Sausage Meatballs in Tomato Sauce Recipe

Serves 3 – 4

Prep time – 10 minutes
Cooking time – 30 minutes
Total time – 40 minutes

You will need
A large non stick skillet/pan with lid.

Ingredients
Meatballs

450g sausage meat
1 tsp dried oregano
1 tsp dried basil
1 tsp dried rosemary
1/2 tsp salt
1/2 tsp black pepper
3 heaped dessert spoons of fresh bread crumbs

Sauce
1 tbsp olive oil
1 large carrot – finely diced (or blitzed in a food processor)
1 large onion – finely diced (or blitzed in a food processor)
2 cloves garlic – crushed
1 tsp dried oregano
1 tsp dried basil
1 tsp dried rosemary
2 anchovy fillets
1 tbsp tomato puree/paste
2 x 14oz/400g can chopped tomatoes
grated Parmesan and chopped parsley to garnish

Method

In a bowl combine the sausage meat, 1 tsp each of oregano, basil and rosemary, the salt and pepper, and the bread crumbs.
Place the skillet over a medium heat.
Smush the sausage meat et al all together with your hands (or a fork) and make about 32 little balls, placing each one straight into the bottom of the skillet as it heats up.
Brown the meatballs all over, for about 3 – 5 minutes then remove from the pan and set aside.
Return the pan to the heat and add the olive oil, carrot and onion, stir and pop the lid on.

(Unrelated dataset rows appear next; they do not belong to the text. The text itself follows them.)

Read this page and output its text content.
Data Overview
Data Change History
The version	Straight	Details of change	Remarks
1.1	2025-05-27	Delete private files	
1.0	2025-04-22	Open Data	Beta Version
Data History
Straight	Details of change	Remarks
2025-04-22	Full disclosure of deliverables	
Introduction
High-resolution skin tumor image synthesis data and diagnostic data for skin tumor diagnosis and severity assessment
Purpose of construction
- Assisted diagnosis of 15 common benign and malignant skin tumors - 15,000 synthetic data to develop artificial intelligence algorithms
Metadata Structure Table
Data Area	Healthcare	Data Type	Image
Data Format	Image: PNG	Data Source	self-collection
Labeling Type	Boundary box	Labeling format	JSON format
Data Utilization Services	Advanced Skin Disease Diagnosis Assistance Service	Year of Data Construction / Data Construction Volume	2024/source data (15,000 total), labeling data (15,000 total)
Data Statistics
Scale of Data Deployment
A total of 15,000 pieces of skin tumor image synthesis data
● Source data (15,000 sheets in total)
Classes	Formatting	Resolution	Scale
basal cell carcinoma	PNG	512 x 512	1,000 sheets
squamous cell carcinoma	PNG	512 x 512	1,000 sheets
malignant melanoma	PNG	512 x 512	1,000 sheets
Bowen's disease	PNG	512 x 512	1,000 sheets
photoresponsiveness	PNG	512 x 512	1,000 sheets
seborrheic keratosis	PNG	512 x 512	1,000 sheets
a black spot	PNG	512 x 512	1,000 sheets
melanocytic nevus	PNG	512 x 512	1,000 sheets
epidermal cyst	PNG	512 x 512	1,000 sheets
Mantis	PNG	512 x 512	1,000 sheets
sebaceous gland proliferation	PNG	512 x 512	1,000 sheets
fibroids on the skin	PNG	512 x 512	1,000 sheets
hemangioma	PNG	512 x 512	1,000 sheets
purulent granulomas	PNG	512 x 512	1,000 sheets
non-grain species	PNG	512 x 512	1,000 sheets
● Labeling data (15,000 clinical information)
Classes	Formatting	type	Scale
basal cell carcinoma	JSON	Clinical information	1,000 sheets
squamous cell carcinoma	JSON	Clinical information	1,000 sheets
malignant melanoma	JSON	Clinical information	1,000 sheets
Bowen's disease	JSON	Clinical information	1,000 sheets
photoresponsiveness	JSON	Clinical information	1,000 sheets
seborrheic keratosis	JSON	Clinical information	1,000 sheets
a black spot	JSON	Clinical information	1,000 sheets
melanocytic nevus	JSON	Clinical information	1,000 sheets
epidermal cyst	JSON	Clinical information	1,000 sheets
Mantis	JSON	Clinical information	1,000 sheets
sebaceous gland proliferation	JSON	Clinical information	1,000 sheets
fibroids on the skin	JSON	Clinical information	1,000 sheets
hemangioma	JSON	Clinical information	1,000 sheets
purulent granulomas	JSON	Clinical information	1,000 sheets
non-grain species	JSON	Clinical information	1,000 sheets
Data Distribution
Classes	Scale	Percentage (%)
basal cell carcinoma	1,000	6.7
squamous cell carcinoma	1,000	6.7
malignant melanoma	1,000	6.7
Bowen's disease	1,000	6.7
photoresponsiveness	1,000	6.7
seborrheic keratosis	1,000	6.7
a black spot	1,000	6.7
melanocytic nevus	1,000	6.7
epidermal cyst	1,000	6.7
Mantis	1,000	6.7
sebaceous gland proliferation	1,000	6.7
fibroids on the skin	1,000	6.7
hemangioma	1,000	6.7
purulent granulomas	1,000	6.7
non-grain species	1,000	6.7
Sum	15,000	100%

Cook gently for about 5 minutes until softened, remembering to occasionally lift the lid and stir.
Mix in the garlic, herbs, anchovy fillets and tomato puree then stir in the 2 cans of chopped tomatoes.
Pop the lid back on and allow to simmer for 10 minutes.
Remove the lid and gently add the meatballs to the tomato sauce. Give the pan a little shake to help them settle a little deeper. Do not stir at this stage as they may break apart.
Pop the lid back on and cook for a further 10 minutes or until meatballs are cooked through.
Garnish with grated Parmesan and chopped parsley and serve with your favourite pasta or rice – we had ours with Manfredine pasta.